EBIT in the first three quarters lifted by more than 70% to € 6.28 million (first nine months of 2006: € 3.66 million). In terms of revenues, this corresponds to an EBIT margin of 13.4%. The marginal downturn compared to the first six months of 2007 is due to the growth in staff numbers and increased R&D spending in order to continue to grow successfully in future. As a result, the Managing Board is forecasting stable EBIT margins in the coming quarters as a result of standardized major orders and the resulting economies of scale. Compared to the first nine months of the previous year, Manz Automation AG more than doubled its EBT from € 2.94 million to € 6.44 million.

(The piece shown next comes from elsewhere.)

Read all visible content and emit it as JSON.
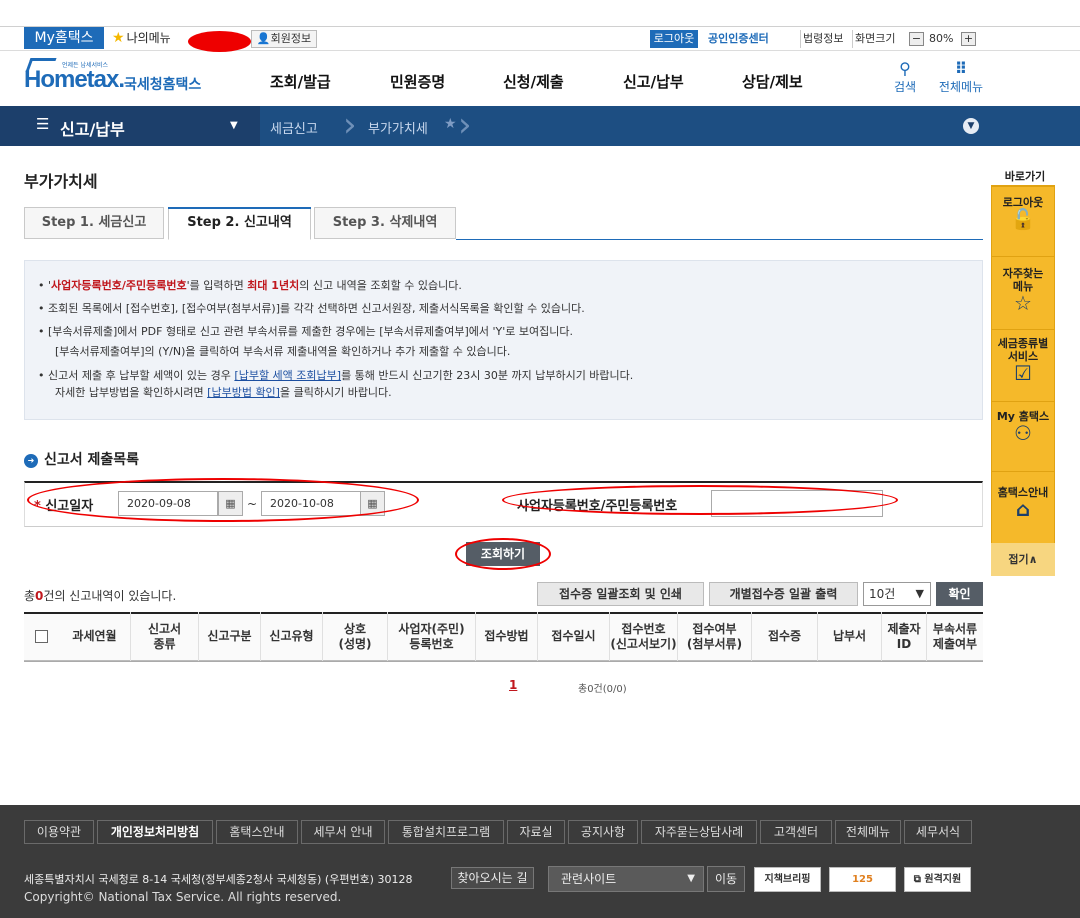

The pre-tax margin was thus 13.8% and was up slightly in comparison to H1 2007. The positive earnings situation also meant that Manz Automation's equity ratio lifted to around 55% on September 30, 2007. At the same time, the cash flow from operating activities after the first three quarters increased to € 5.00 million (first three quarters of 2006: € 2.2 million).
Manz Automation recorded around 38% of its revenues in Germany, with the Asian region accounting for the same percentage. The systems.solar division was the clear growth driver in the first nine months, accounting for around 70% of revenues (systems.lcd: 12.4%, systems.aico: 17.8%).
The Managing Board has confirmed its forecasts for the current fiscal year and is anticipating revenues of € 65-68 million and EBIT of € 8.1-8.5 million. As a result of the positive order book for fiscal year 2008 the Managing Board also believes that growth will continue at a great rate of knots in the coming year.